Fast forward, I have been through college, graduated from university and worked hard to ensure that being Dyslexic did not hinder my results. When it came to job applications, the question I had was if I disclosed my learning difficulty, would this hinder my chance of being successful? Would other applicants look at me and think it was unfair if I were to be offered support? Because of this, I chose not to disclose the fact I was Dyslexic and went through the recruitment process here at Auto Trader without making any facts known.

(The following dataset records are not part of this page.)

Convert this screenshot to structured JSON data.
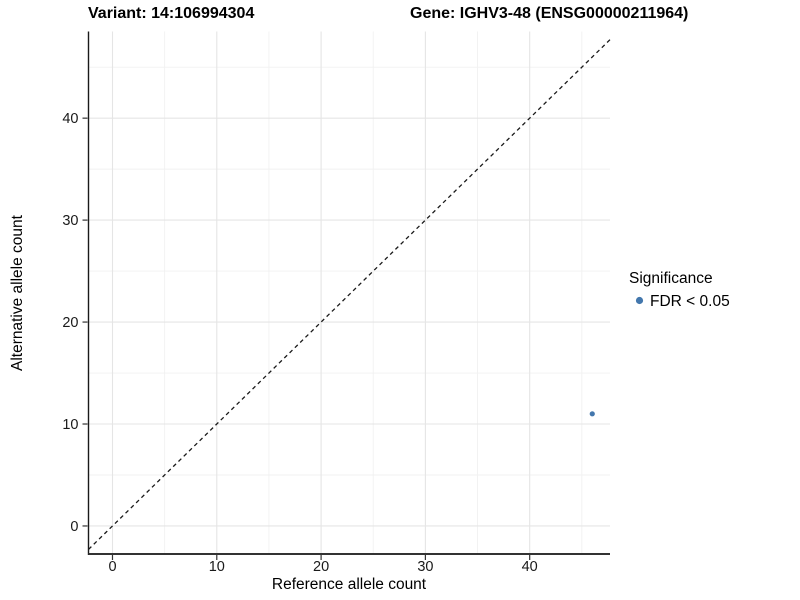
{
  "header": {
    "variant_title": "Variant: 14:106994304",
    "gene_title": "Gene: IGHV3-48 (ENSG00000211964)"
  },
  "chart_data": {
    "type": "scatter",
    "title_left": "Variant: 14:106994304",
    "title_right": "Gene: IGHV3-48 (ENSG00000211964)",
    "xlabel": "Reference allele count",
    "ylabel": "Alternative allele count",
    "xlim": [
      -2.3,
      47.7
    ],
    "ylim": [
      -2.75,
      48.5
    ],
    "xticks": [
      0,
      10,
      20,
      30,
      40
    ],
    "yticks": [
      0,
      10,
      20,
      30,
      40
    ],
    "xminor": [
      5,
      15,
      25,
      35,
      45
    ],
    "yminor": [
      5,
      15,
      25,
      35,
      45
    ],
    "grid": true,
    "points": [
      {
        "x": 46,
        "y": 11,
        "series": "FDR < 0.05"
      }
    ],
    "identity_line": {
      "slope": 1,
      "intercept": 0,
      "style": "dashed"
    },
    "legend": {
      "position": "right",
      "title": "Significance",
      "items": [
        {
          "label": "FDR < 0.05",
          "color": "#4377ad"
        }
      ]
    },
    "colors": {
      "point": "#4377ad",
      "grid_major": "#e5e5e5",
      "grid_minor": "#f1f1f1",
      "axis_line": "#333333",
      "tick": "#333333",
      "identity": "#1a1a1a"
    }
  }
}
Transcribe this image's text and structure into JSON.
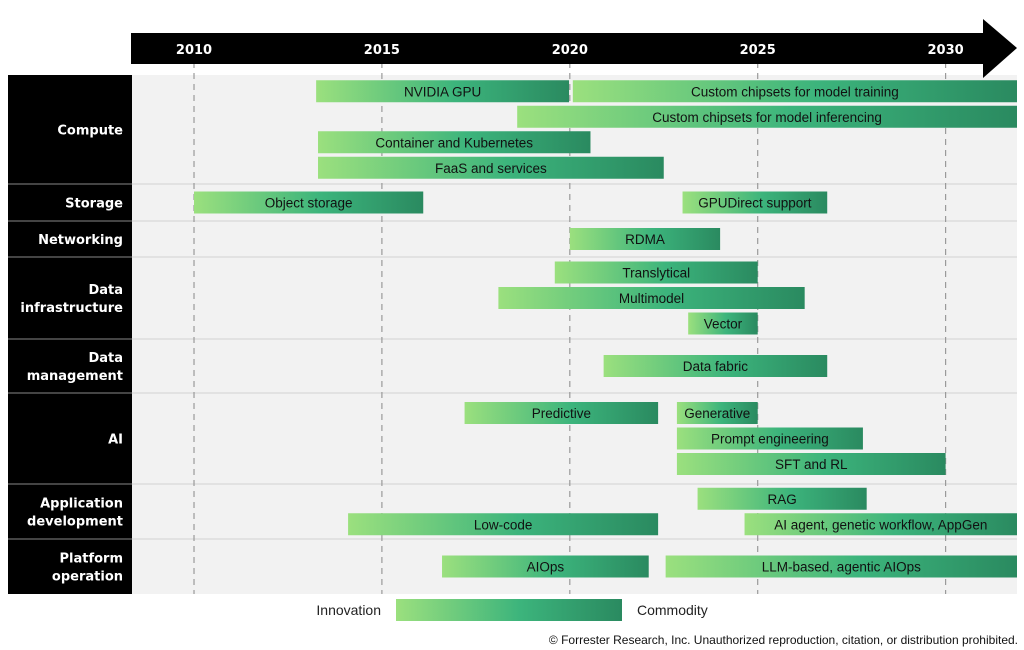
{
  "chart_data": {
    "type": "timeline",
    "title": "",
    "x_axis": {
      "ticks": [
        2010,
        2015,
        2020,
        2025,
        2030
      ],
      "range": [
        2008.35,
        2031.9
      ],
      "grid": "dashed"
    },
    "categories": [
      {
        "name": "Compute",
        "lines": [
          "Compute"
        ],
        "lanes": 4
      },
      {
        "name": "Storage",
        "lines": [
          "Storage"
        ],
        "lanes": 1
      },
      {
        "name": "Networking",
        "lines": [
          "Networking"
        ],
        "lanes": 1
      },
      {
        "name": "Data infrastructure",
        "lines": [
          "Data",
          "infrastructure"
        ],
        "lanes": 3
      },
      {
        "name": "Data management",
        "lines": [
          "Data",
          "management"
        ],
        "lanes": 1
      },
      {
        "name": "AI",
        "lines": [
          "AI"
        ],
        "lanes": 3
      },
      {
        "name": "Application development",
        "lines": [
          "Application",
          "development"
        ],
        "lanes": 2
      },
      {
        "name": "Platform operation",
        "lines": [
          "Platform",
          "operation"
        ],
        "lanes": 1
      }
    ],
    "bars": [
      {
        "category": "Compute",
        "lane": 0,
        "label": "NVIDIA GPU",
        "start": 2013.25,
        "end": 2019.98
      },
      {
        "category": "Compute",
        "lane": 0,
        "label": "Custom chipsets for model training",
        "start": 2020.08,
        "end": 2031.9
      },
      {
        "category": "Compute",
        "lane": 1,
        "label": "Custom chipsets for model inferencing",
        "start": 2018.6,
        "end": 2031.9
      },
      {
        "category": "Compute",
        "lane": 2,
        "label": "Container and Kubernetes",
        "start": 2013.3,
        "end": 2020.55
      },
      {
        "category": "Compute",
        "lane": 3,
        "label": "FaaS and services",
        "start": 2013.3,
        "end": 2022.5
      },
      {
        "category": "Storage",
        "lane": 0,
        "label": "Object storage",
        "start": 2010.0,
        "end": 2016.1
      },
      {
        "category": "Storage",
        "lane": 0,
        "label": "GPUDirect support",
        "start": 2023.0,
        "end": 2026.85
      },
      {
        "category": "Networking",
        "lane": 0,
        "label": "RDMA",
        "start": 2020.0,
        "end": 2024.0
      },
      {
        "category": "Data infrastructure",
        "lane": 0,
        "label": "Translytical",
        "start": 2019.6,
        "end": 2025.0
      },
      {
        "category": "Data infrastructure",
        "lane": 1,
        "label": "Multimodel",
        "start": 2018.1,
        "end": 2026.25
      },
      {
        "category": "Data infrastructure",
        "lane": 2,
        "label": "Vector",
        "start": 2023.15,
        "end": 2025.0
      },
      {
        "category": "Data management",
        "lane": 0,
        "label": "Data fabric",
        "start": 2020.9,
        "end": 2026.85
      },
      {
        "category": "AI",
        "lane": 0,
        "label": "Predictive",
        "start": 2017.2,
        "end": 2022.35
      },
      {
        "category": "AI",
        "lane": 0,
        "label": "Generative",
        "start": 2022.85,
        "end": 2025.0
      },
      {
        "category": "AI",
        "lane": 1,
        "label": "Prompt engineering",
        "start": 2022.85,
        "end": 2027.8
      },
      {
        "category": "AI",
        "lane": 2,
        "label": "SFT and RL",
        "start": 2022.85,
        "end": 2030.0
      },
      {
        "category": "Application development",
        "lane": 0,
        "label": "RAG",
        "start": 2023.4,
        "end": 2027.9
      },
      {
        "category": "Application development",
        "lane": 1,
        "label": "Low-code",
        "start": 2014.1,
        "end": 2022.35
      },
      {
        "category": "Application development",
        "lane": 1,
        "label": "AI agent, genetic workflow, AppGen",
        "start": 2024.65,
        "end": 2031.9
      },
      {
        "category": "Platform operation",
        "lane": 0,
        "label": "AIOps",
        "start": 2016.6,
        "end": 2022.1
      },
      {
        "category": "Platform operation",
        "lane": 0,
        "label": "LLM-based, agentic AIOps",
        "start": 2022.55,
        "end": 2031.9
      }
    ],
    "legend": {
      "left_label": "Innovation",
      "right_label": "Commodity",
      "placement": "bottom-center"
    },
    "colors": {
      "gradient_start": "#9be07e",
      "gradient_mid": "#3cb47c",
      "gradient_end": "#2a8a60",
      "header": "#000000",
      "plot_bg": "#f2f2f2",
      "grid": "#9a9a9a"
    }
  },
  "footer": {
    "copyright": "© Forrester Research, Inc. Unauthorized reproduction, citation, or distribution prohibited."
  }
}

Looking back and knowing what I know now about Auto Trader, the people and its culture, I would have thought twice about not declaring being Dyslexic. During the recruitment process, I found the online exam extremely difficult. Digesting the questions, whilst against the clock was hard. Auto Trader offers support during and after the recruitment process, offering more time for completion – if only I would have declared my struggles. Since discovering this, it is encouraging to know that as a company, we offer this support and do not look at being Dyslexic as negative to a job application.
Since speaking up about being Dyslexic, I now have access to technology like Microsoft Read, Dictate and Grammarly. Before this technology, sending a customer email would usually result in me reading it five times before sending, with minimal confidence in my grammar.
Walking through the office at the beginning of my career, and seeing all the writing on the walls, I began to question if this was for me. However, now I have no fear of writing on any wall and spelling words incorrectly. My team have always made me feel comfortable enough to share my struggles, and when asked will happily read through my work to check for any errors. For those reading this, you know who you are, thank you.
Dyslexia comes in all different forms, if anyone has any questions, concerns or would like to chat, please reach out to our recruitment team.
All I would ask is, please do not think by disclosing a disability you will be hindered in any way.